You would need to do enough study and practice to learn well about not-blocking and serial input without blocking before starting on your particular app.

I would just write the code. My didn't learn this overnight happened in the 80's.

But some of the things you do that block are

if (Serial.available()>=21)
{

Right here you wait until all of the chars are received, 2 mistakes in one BTW if all sent don't get received cleanly enough to get buffered.

Oh, did I write buffered?
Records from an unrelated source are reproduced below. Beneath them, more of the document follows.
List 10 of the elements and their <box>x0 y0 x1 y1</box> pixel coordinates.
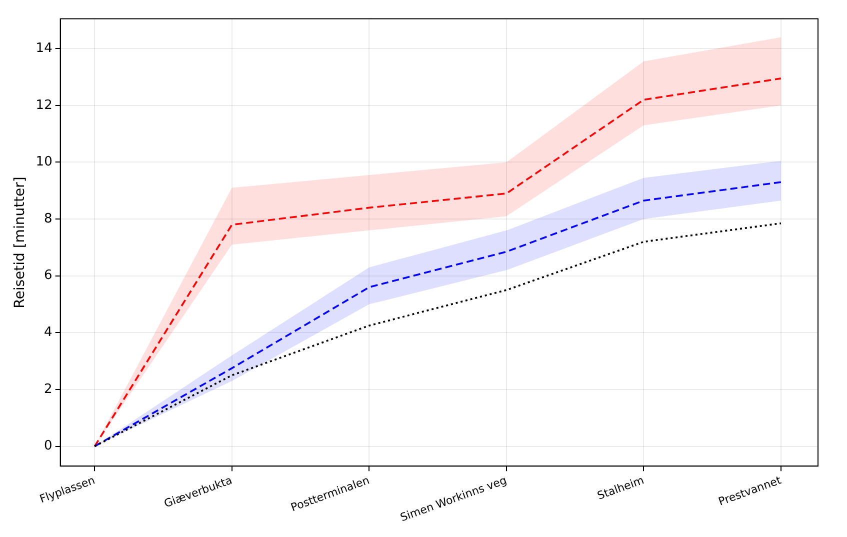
y-axis-title: Reisetid [minutter] <box>12 176 28 308</box>
y-tick-label: 4 <box>44 325 52 340</box>
y-tick-label: 10 <box>36 154 52 170</box>
line-series <box>94 222 782 448</box>
y-tick-label: 2 <box>44 382 52 397</box>
y-tick-label: 0 <box>44 438 52 454</box>
y-tick-label: 6 <box>44 268 52 284</box>
y-tick-label: 12 <box>36 98 52 113</box>
y-tick-label: 14 <box>36 41 52 56</box>
y-tick-label: 8 <box>44 211 52 226</box>
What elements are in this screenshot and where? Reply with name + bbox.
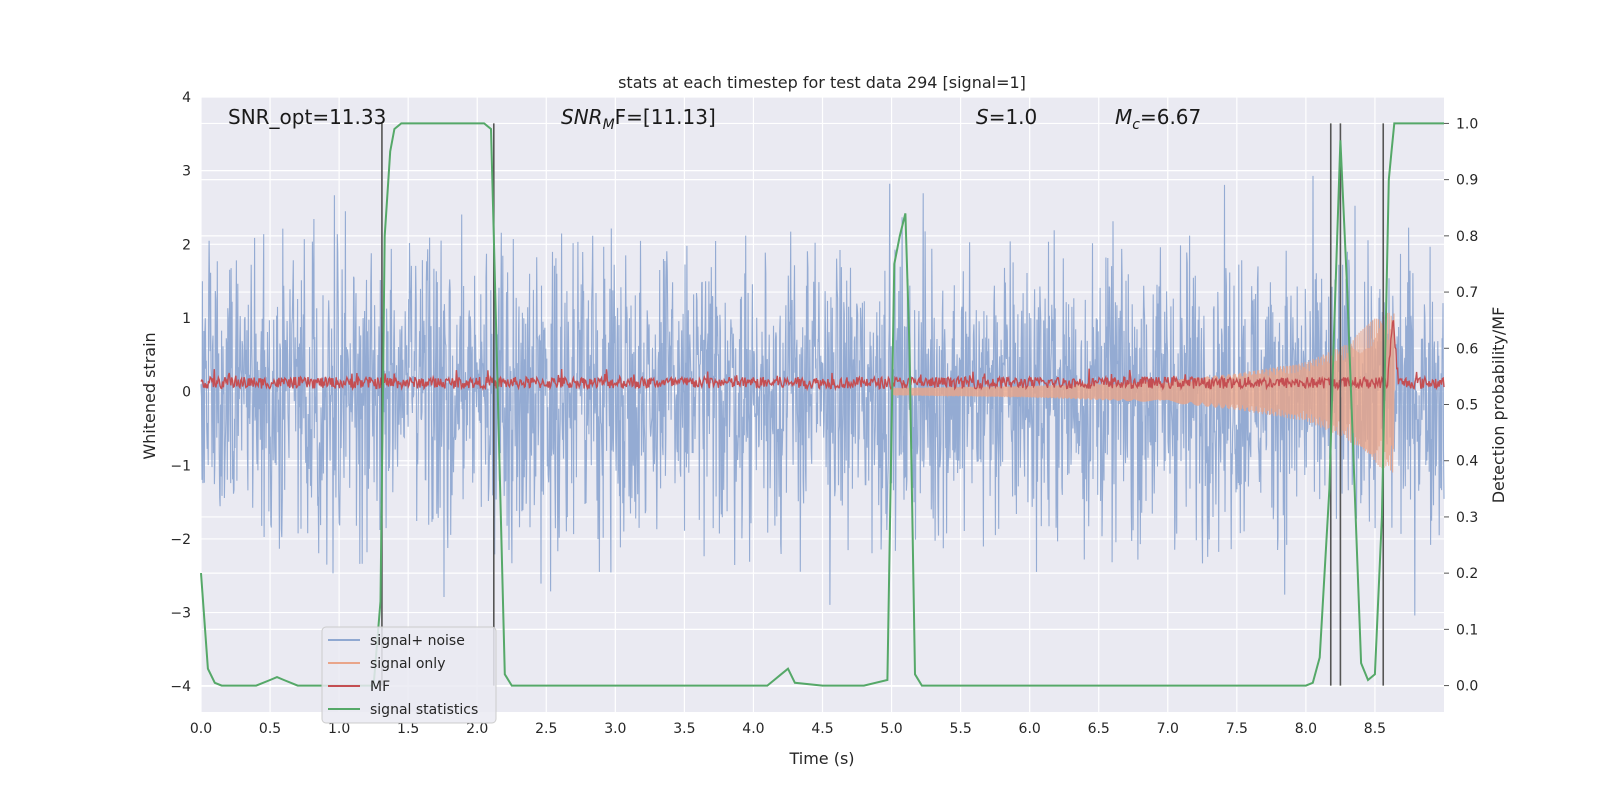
y-tick-label: −1 (170, 458, 191, 474)
y-tick-label: 0 (182, 385, 191, 401)
annotation-mc: Mc=6.67 (1115, 105, 1201, 133)
annotation-snr-mf: SNRMF=[11.13] (561, 105, 716, 133)
y2-tick-label: 1.0 (1456, 116, 1478, 132)
y2-tick-label: 0.4 (1456, 454, 1478, 470)
x-tick-label: 8.0 (1295, 721, 1317, 737)
signal-statistics-series (200, 122, 1444, 687)
x-tick-label: 1.0 (328, 721, 350, 737)
x-tick-label: 1.5 (397, 721, 419, 737)
x-tick-label: 3.0 (604, 721, 626, 737)
x-tick-label: 3.5 (673, 721, 695, 737)
y2-tick-label: 0.1 (1456, 622, 1478, 638)
legend-label-mf: MF (370, 679, 390, 695)
signal-noise-line (200, 175, 1445, 616)
x-tick-label: 5.0 (880, 721, 902, 737)
signal-only-line (891, 312, 1395, 473)
legend-box (321, 626, 497, 724)
annotation-s: S=1.0 (976, 105, 1037, 129)
x-tick-label: 8.5 (1364, 721, 1386, 737)
y-tick-label: −3 (170, 606, 191, 622)
y2-tick-label: 0.0 (1456, 679, 1478, 695)
x-tick-label: 6.5 (1088, 721, 1110, 737)
y-tick-label: 3 (182, 164, 191, 180)
y2-tick-label: 0.2 (1456, 566, 1478, 582)
x-tick-label: 4.0 (742, 721, 764, 737)
signal-only-series (891, 312, 1395, 473)
x-axis-label: Time (s) (788, 749, 854, 768)
y-tick-labels: 4 3 2 1 0 −1 −2 −3 −4 (170, 90, 191, 695)
y2-tick-label: 0.5 (1456, 398, 1478, 414)
x-tick-label: 7.5 (1226, 721, 1248, 737)
y2-tick-label: 0.7 (1456, 285, 1478, 301)
y2-tick-label: 0.3 (1456, 510, 1478, 526)
y-axis-label: Whitened strain (140, 332, 159, 459)
y2-tick-label: 0.6 (1456, 341, 1478, 357)
y-tick-label: 2 (182, 237, 191, 253)
legend-label-signal-noise: signal+ noise (370, 633, 465, 649)
chart-title: stats at each timestep for test data 294… (618, 73, 1026, 92)
signal-statistics-line (200, 122, 1444, 687)
x-tick-label: 2.0 (466, 721, 488, 737)
legend-label-signal-statistics: signal statistics (370, 702, 478, 718)
y2-tick-label: 0.9 (1456, 173, 1478, 189)
y2-axis-label: Detection probability/MF (1489, 307, 1508, 504)
y2-tick-labels: 1.0 0.9 0.8 0.7 0.6 0.5 0.4 0.3 0.2 0.1 0.0 (1444, 116, 1478, 695)
mf-line (200, 320, 1445, 392)
y-tick-label: 4 (182, 90, 191, 106)
grid-lines (200, 96, 1444, 712)
x-tick-label: 7.0 (1157, 721, 1179, 737)
x-tick-label: 5.5 (949, 721, 971, 737)
x-tick-label: 0.5 (259, 721, 281, 737)
x-tick-label: 4.5 (811, 721, 833, 737)
y-tick-label: −4 (170, 679, 191, 695)
signal-noise-series (200, 175, 1445, 616)
x-tick-label: 6.0 (1019, 721, 1041, 737)
legend: signal+ noise signal only MF signal stat… (321, 626, 497, 724)
y-tick-label: 1 (182, 311, 191, 327)
annotation-snr-opt: SNR_opt=11.33 (228, 105, 386, 129)
legend-label-signal-only: signal only (370, 656, 445, 672)
x-tick-label: 2.5 (535, 721, 557, 737)
mf-series (200, 320, 1445, 392)
x-tick-labels: 0.0 0.5 1.0 1.5 2.0 2.5 3.0 3.5 4.0 4.5 5.0 5.5 6.0 6… (190, 721, 1386, 737)
x-tick-label: 0.0 (190, 721, 212, 737)
y2-tick-label: 0.8 (1456, 229, 1478, 245)
y-tick-label: −2 (170, 532, 191, 548)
That's because incoming serial gets buffered in a buffer that can get filled and miss whatever else gets sent -- which might account for symptoms you see.

if (Serial.find("z"))   // your sketch could have identified the 'z' when it arrived but you waited to look
{
  int y=Serial.parseInt();    // at least you have the chars all buffered up for this but it could be done sooner
  Serial.print(y);Serial.print("\n");
}
if (Serial.find("s"))
{
  int r=Serial.parseInt();
Serial.print(r);Serial.print("\n");
}
  delay(20);                          // why is this needed? 
}}

Reading text decimal digits and turning them to numeric values as they come in, the hardest part is handling errors which your code doesn't do anyway.

If my sketch is reading text digits "123" and I want to get the value, I start with an int

accumulate = 0;

I read the '1' of the "123".

textRead = Serial.read();

I multiply whatever is in accumulate by ten and add 1

accumulate = accumulate * 10 + textRead - '0';

The text code for '1' is 49 and for '0' is 48. Subtraction gives me the value 1. All text decimal digits are 48 to 57 (=9).

As I read in digits I repeat the process of x 10 + new value.
When I get a non-digit, I'm done even if it's because of error.
If no error, accumulate holds the value gotten before the non-digit delimiter was read, not evaluated afterwards.

If you see a parallel between this and how you deal with numbers on paper, it's because there is.

This kind of text parse and evaluate is usually easiest done in a finite state machine, Nick Gammon presents a simple one for teaching in his "How to process incoming serial data without blocking" tutorial about 1/3rd the way down.

http://www.gammon.com.au/serial

and his state machines tutorial is

http://www.gammon.com.au/statemachine

Robin2 has sticky threads (they stay up top of the list) on the forum covering the same basic things in thread form.

If you're sharp, you can get this learned before September working part time hours but warning, you HAVE to work with simpler practice sketches to get all of it. If you get zoomy and think you can wing it, it will take longer to get right.